Cork’s English market has long been an evolving icon of Cork, encapsulating and reflecting the character and quality of the surrounding countryside that cradles it.

“I’d like to see the market coming back to being a really fashionable place to be,” O’Connell says, on his hopes for the future.

“We had a few lean years here which was worrying. It’s very serious because this is a real market, full of real small businesses. All the small food businesses on Patrick’s St have gone, high rates and rent have made it impossible for them to survive there.

“We’re lucky that it’s possible to do business at the English Market because it’s owned by the City Council. But it needs to be protected and invested in,” says O’Connell.

He remembers the Coal Quay Market’s sudden demise so he is acutely aware of how quickly a market can disappear.

“The Coal Quay market was thriving when I was growing up. It was a symbol of the city, it had a great sense of Cork character and tradition, and yet it finished so quickly. The council is trying to revive it now but markets are delicate ecosystems that evolve organically. It’s hard to bring them back once they’re gone.”

O’Connell also remembers when the English Market was almost knocked down in the 1980s to build a car park.

“People who don’t understand markets think that you can move people out for a few years and just bring them in again, but it doesn’t work like that.

“What we have here is really special. And it needs to be protected and invested in. Do the Council know how special it is?

“English people come in and lament the fact that similar markets that they had growing up are gone now.

“The market’s such an original resource and treasure for Cork but it needs infrastructural investment, it’s something the city should be proud of,” says O’Connell.

“We get lots of tourists through and they love it but we currently don’t have the aisle capacity to deal with the numbers. And we need to keep space for the locals. We’re a working market and the locals are our lifeblood.

“It’s great getting busloads of tourists through, and they’re welcome, but we need the infrastructure to deal with the numbers so that both locals and tourists can avail of the market."

O’Connell suggests creating a space for tourists adjacent to the market, where they can learn about local food and the history and culture of the market.

He hopes that if tourists understand that it is a working market where locals shop from local businesses, than they could learn to wander through the market in smaller groups, rather than in the tidal waves of 60 or 120 people that regularly sweep through the market, unbalancing the market’s delicate ecosystem and potentially washing out local customers.

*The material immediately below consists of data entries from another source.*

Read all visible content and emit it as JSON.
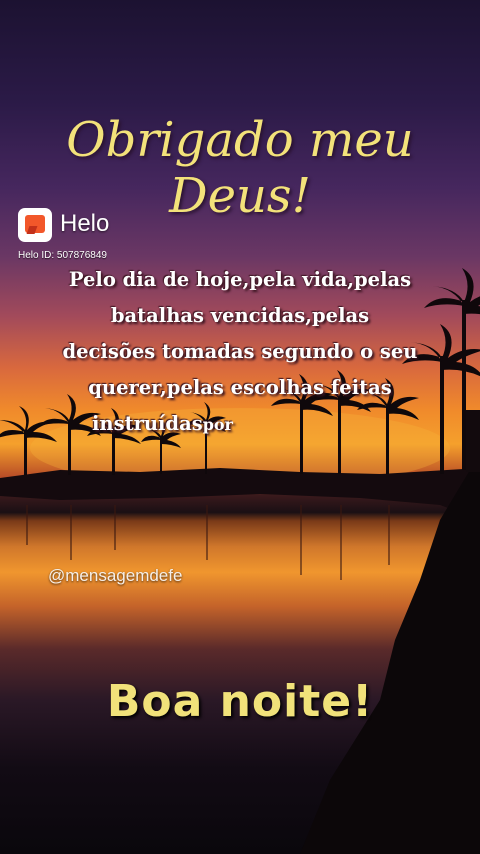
{
  "card": {
    "title": "Obrigado meu Deus!",
    "message_lines": [
      "Pelo dia de hoje,pela vida,pelas",
      "batalhas vencidas,pelas",
      "decisões tomadas segundo o seu",
      "querer,pelas escolhas feitas",
      "instruídas"
    ],
    "message_tail": "por",
    "handle": "@mensagemdefe",
    "greeting": "Boa noite!"
  },
  "watermark": {
    "app_name": "Helo",
    "app_id": "Helo ID: 507876849",
    "logo_icon": "helo-logo-icon"
  },
  "colors": {
    "title": "#f3e27a",
    "greeting": "#f1e27a",
    "logo_bg": "#ffffff",
    "logo_mark": "#f2572a"
  }
}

“It was never built for those big crowds. It’s great that everyone in Europe wants to visit but we need to establish a balance. I like to entertain but I need to pay wages,” says O’Connell.

O’Connell wrote a book showcasing the market's charms at home and abroad. He says that one of his greatest satisfactions is when he receives letters from Canada and the US saying what a vivid reminder the book is about Cork, her people and the market.

“That’s pure satisfaction,” he said.